The march never happened. It would not have got anywhere near the president, and no one, for the moment, wants to risk a repeat of the violence last September, when police opened fire on crowds and a hundred or so people died. But the economy is tanking, civil war is raging again in the centre of the country, and patience is wearing thin with Congo’s dictatorial president, Joseph Kabila, whose final term in office expired five months ago.
Mr Kabila has misruled Congo for the past 17 years, after he took over from his father, who was shot by a bodyguard. The past few months have been particularly desperate. Congo depends on copper and cobalt, and to a lesser extent diamonds, for hard currency. Nearly all manufactured goods are imported.
Despite a mighty river and abundant rainfall, its broken-down infrastructure means it imports much of its food, too. At the Momo supermarket in the capital, Kinshasa, a ramshackle city of 12m people, you will find tin pans from Pakistan, toilet paper from Turkey, sandals from Thailand and glass tumblers from Brazil: but virtually nothing from Congo itself apart from some of the chicken and beer.

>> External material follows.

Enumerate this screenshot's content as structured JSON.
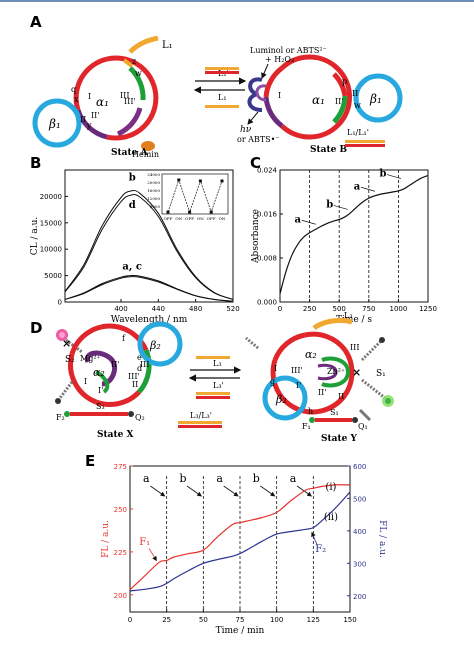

The world copper price halved between 2011 and 2016. Cobalt is still well down, too, after a crash in 2008. The two commodities have recovered a bit this year, but this has not prevented the collapse of the Congolese franc, as the central bank printed more money in response to falling receipts: it has lost 50% of its value since November.
Chantal Ngoyi, a trader at the big Victoire market, sells clothes (none of them made in Congo) out of big bundles of Western hand-me-downs she buys for $250 from importers. The bundle used to cost 1.8m francs; it now costs her 3.6m, so she has to pass the increase on to her customers.
“Now no one can afford to buy from me,” she complains. John Mbala, who runs a liquor shop nearby, says demand for his imported booze has simply vanished. Even the cheap local hooch, like his eye-watering Boss Whisky, is not selling, because everyone is broke.